イルクーツクの歴史

イルクーツクは、ロシア中東部バイカル湖南西部北岸、アンガラ川とイルクート川の合流地点にある河港都市で、イルクーツク州の州都です。東シベリアの行政・文化・経済・交通の中心的で、その美しい都市景観から「シベリアのサンクトペテルブルグ」とも呼ばれています。日本では、ロシアに漂着した大黒屋光太夫が滞在した都市として有名。

 

産業

アンガラ川を背景とした水力発電所がさかんで、機械、アルミニウム精錬、化学、食品加工、家具、製靴など各種工業が発展しています。大学、美術館、歴史博物館など教育・文化施設のほか、歴史的な建物も多く保全されていることもあり、観光業もさかんです。

 

歴史

1652年、コサックが設置した毛皮取引のための冬営所に起源を持ちます。

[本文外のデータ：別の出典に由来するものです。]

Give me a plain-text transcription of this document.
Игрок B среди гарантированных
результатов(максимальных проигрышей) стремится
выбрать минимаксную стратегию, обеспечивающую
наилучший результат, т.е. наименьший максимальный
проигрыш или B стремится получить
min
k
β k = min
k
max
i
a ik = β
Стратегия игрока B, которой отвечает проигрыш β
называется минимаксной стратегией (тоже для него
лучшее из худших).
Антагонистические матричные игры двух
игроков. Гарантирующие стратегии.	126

1661年にアンガラ川右岸に要塞が建設され、モンゴル、中国に通づる交通・交易の要地として本格的に発展。1686年市に昇格、1803年にシベリア総督府が、1822年に東シベリア総督府が置かれるなど、ロシアのシベリア支配の中心的都市になっていきました。さらに19世紀に入り急速な工業化が開始され、同世紀末シベリア鉄道が通じると、国内における地政学的重要性がいっそう増すようになりました。なおロシア帝政時代は政治犯の流刑地としても利用され、第二次大戦後は日本人の翌留地としてその収容数は5万人にも達しました(シベリア抑留)。